Autonomic balance is the coordination between the two branches of the autonomic nervous system – Parasympathetic & Sympathetic nervous systems. Establishing & maintaining autonomic balance (sympathovagal balance or SB) is known to reduce mortality, morbidity and improve quality of life. Autonomic balance is not only proven for prolonging a healthy life & improving patient outcomes, autonomic balance also reduces medication load, hospitalizations and overall healthcare costs.
Autonomic balance can occur in a variety of scenarios. Excess sympathetic activity is known as sympathetic excess or SE. Parasympathetic Excess PE is excessive parasympathetic activity. Low sympathetic activity is known as sympathetic withdraw or SW, where as low parasympathetic activity is known as parasympathetic withdraw or PW. Each of these scenarios can occur independently or in some cases, can occur concurrently. High sympathetic activity is known to be associated with a variety of medical conditions such as hypertension, anxiety, depression, sleep apnea & pain. Low parasympathetic activity is known to increase risk of cardiac autonomic neuropathy (CAN).
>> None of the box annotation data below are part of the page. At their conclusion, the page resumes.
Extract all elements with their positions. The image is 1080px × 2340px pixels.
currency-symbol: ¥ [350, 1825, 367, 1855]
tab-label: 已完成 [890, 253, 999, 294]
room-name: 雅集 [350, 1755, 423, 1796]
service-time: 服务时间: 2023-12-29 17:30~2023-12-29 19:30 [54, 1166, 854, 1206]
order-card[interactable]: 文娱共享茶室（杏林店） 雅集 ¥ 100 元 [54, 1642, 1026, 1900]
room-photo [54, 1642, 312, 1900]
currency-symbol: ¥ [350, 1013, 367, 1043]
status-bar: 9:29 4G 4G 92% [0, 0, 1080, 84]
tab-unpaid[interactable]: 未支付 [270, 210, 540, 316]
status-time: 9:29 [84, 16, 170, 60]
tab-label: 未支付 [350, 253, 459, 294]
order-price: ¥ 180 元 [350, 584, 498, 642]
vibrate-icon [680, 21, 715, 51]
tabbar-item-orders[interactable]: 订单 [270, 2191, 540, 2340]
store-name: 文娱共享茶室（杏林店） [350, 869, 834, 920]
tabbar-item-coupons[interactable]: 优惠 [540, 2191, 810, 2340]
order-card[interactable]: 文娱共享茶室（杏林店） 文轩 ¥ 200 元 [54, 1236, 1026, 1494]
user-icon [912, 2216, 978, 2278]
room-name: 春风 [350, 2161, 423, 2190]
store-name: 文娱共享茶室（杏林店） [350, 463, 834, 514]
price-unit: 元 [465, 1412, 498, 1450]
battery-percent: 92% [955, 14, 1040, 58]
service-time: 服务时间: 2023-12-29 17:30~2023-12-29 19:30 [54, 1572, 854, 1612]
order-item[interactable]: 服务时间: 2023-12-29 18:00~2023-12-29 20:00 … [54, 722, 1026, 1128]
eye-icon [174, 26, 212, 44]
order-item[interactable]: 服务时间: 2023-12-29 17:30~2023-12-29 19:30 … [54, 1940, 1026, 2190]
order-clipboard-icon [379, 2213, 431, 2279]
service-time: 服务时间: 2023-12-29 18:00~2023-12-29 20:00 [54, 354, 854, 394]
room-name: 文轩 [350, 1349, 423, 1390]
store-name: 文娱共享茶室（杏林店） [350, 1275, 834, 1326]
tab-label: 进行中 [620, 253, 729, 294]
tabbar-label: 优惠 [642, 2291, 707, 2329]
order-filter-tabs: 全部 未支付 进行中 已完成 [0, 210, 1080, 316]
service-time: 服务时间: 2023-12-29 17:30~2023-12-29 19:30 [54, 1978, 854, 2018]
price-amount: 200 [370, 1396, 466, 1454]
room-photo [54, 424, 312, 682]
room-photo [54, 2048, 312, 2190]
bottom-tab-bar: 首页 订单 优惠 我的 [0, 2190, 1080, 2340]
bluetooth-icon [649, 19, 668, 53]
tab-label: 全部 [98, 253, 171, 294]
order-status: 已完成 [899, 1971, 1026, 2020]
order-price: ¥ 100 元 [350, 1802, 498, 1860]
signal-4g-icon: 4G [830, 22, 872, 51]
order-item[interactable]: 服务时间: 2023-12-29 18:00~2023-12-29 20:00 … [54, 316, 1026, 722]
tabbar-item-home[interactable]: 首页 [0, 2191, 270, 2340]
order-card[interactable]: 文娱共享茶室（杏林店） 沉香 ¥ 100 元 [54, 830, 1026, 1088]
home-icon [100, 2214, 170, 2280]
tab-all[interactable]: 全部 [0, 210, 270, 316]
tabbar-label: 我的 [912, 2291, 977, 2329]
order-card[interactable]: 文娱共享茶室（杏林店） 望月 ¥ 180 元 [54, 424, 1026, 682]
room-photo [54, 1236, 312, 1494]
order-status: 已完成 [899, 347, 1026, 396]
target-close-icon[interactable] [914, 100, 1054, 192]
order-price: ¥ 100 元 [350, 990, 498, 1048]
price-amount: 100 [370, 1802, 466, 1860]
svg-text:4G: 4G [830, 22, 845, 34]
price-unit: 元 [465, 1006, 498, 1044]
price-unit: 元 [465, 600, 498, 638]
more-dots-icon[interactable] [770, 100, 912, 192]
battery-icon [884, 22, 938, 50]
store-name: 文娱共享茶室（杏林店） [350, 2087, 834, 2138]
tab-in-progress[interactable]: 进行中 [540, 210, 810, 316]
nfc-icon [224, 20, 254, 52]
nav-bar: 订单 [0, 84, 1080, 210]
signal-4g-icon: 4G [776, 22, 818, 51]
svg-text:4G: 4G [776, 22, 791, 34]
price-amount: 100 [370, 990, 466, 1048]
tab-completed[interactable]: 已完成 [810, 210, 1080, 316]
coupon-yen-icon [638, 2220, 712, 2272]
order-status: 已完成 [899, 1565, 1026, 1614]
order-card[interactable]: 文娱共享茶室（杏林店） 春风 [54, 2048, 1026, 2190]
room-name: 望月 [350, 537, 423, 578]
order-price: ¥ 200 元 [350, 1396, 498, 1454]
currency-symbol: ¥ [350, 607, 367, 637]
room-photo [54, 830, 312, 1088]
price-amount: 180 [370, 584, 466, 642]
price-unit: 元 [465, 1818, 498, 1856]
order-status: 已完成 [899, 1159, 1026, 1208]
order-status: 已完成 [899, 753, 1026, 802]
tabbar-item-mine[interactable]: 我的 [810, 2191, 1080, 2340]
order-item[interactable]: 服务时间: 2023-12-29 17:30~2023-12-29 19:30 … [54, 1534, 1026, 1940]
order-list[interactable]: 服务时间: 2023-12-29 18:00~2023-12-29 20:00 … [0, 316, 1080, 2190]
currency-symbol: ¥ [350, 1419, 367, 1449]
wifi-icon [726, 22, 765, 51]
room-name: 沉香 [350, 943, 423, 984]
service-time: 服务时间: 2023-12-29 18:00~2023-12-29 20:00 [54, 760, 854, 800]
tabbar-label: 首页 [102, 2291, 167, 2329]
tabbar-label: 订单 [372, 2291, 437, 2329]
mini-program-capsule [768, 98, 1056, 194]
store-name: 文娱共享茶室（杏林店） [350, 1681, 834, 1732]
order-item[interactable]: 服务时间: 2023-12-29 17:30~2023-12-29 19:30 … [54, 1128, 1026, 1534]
Autonomic balance represents the current condition of lifestyle, genetics, medical history, disease & therapy. Abnormal autonomic balance (parasympathetic & sympathetic systems) at rest is known to increase mortality risk. This risk is increased with the presence of chronic diseases such as cardiovascular disease & diabetes. In the case of diabetes, research demonstrates significant affects on autonomic function suggesting the presence of other chronic diseases also affect autonomic balance.
Autonomic Nervous system (ANS) testing is proven to be a useful tool for assessing autonomic balance by quantifying parasympathetic & sympathetic activities. Today’s technology is accurate & reproducible presenting a standardized method for effectively coordinating balance between the Parasympathetic & Sympathetic nervous systems (autonomic balance).